Por Carlos Magno Gibrail
O marketing é muito importante para ficar restrito aos especialistas de marketing Philip Kotler.
Esta frase vale para todas as atividades: engenharia, economia, medicina, direito, etc …
Casas projetadas por engenheiros tendem a ser racionais por excesso, críticos de cinema gostam de filmes que não dão bilheteria, leis que contemplem apenas o jurídico não funcionarão, etc …
Tomemos o caso das grandes empresas e seus call centers ou seus SAC. Vemos dois fenômenos. De um lado uma estrutura específica para o atendimento que o torna o objetivo do próprio atendimento. De outro, o departamento é independente mas onipotente para o consumidor, que jamais terá acesso à área que está gerando o problema E fica na mão dos especialistas em atendimento.
O fato atual em que a justiça interfere nos call centers e exige uma série de mudanças para cancelamentos de serviços é ilustrativo e bastante positivo.
A Volkswagen, provavelmente, ouvindo seus “experts” em engenharia de “bancos automobilísticos reversíveis”, entregou à sua área de marketing um tremendo “pepino”. Convencer pessoas que perderam o dedo que estavam erradas.

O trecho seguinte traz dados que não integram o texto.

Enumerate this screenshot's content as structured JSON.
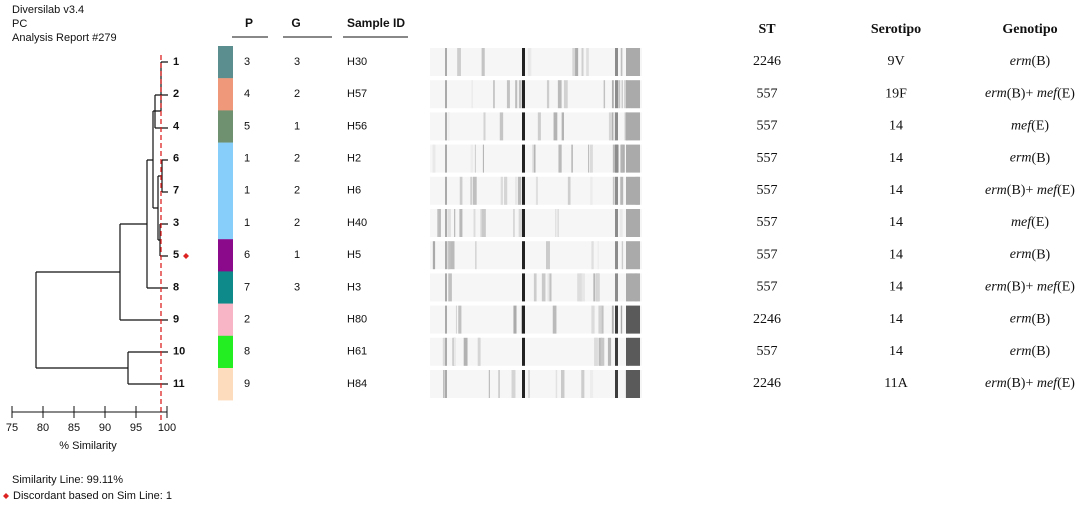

Deve ser piada pronta e de mau gosto para o consumidor com problemas ligar a TV, rádio ou ler jornal e ver na propaganda a empresa que não está correspondendo prometendo o paraíso e entregando o inferno.
Carlos Magno Gibrail é empresário, mestre em administração e professor de marketing de moda. Toda quarta-feira, estará neste blog compartilhando com você as muitas idéias que surgem enquanto está pendurado no telefone aguardando o atendimento da turma do vamos-estar-fazendo.
Gibrail: Tem um lugar em que a função é muito importante e deve ser entregue aos especialistas: o ataque da seleção brasileira. Parabéns pelo artigo.
O texto do recall da Volks sobre o assunto, nas rádios, é infame. O consumidor “desavisado” corre o risco de pedir desculpas à Volks, pelo dano sofrido.
O fim da picada!
Situação curiosa que vivenciamos, que nem Marx explicaria: funcionários (proletários) ganham shares, compram ações das Empresas (sem contar as velhinhas americanas) e pressionam os CEOs por ganhos cada vez maiores. CEOs, por sua vez, massacram seus funcionários por cortes de custo, maior produtividade e idéias “inovadoras”. Daí nascem idéias como os Call Centers: multidões sendo medidas por tempo de ligação, quantidade de ligações atendidas, Chamadas Abandonadas. Mas não resolvem absolutamente nada. E são muito mal pagos e nada preparados!!! Sem falar nas URAs (Unidade de Resposta Audível) as famosas máquinas que antes você digitava e agora você fala com elas, tem dezenas de opções e nunca a que você precisa.
Quem resolver essa equação vira novo guru da administração.
Nada adiantará a justiça interferir nos Call Centers. A Anatel supostamente regula a qualidade dos Call Centers das Cias. Telefônicas. Tive um problema com a Telefônica, reclamei na Anatel que repassou para a Telefônica que não resolveu e “baixou o protocolo como resolvido”. Isso é Brasil.
Por isso que em Empresas modernas as hierarquias estão cada vez menores e mais flexíveis. Projetos são executados por times multi-funcionais sem “crachás hierárquicos”…
Em Brasília precisamos de especialistas em honestidade e transparência!!!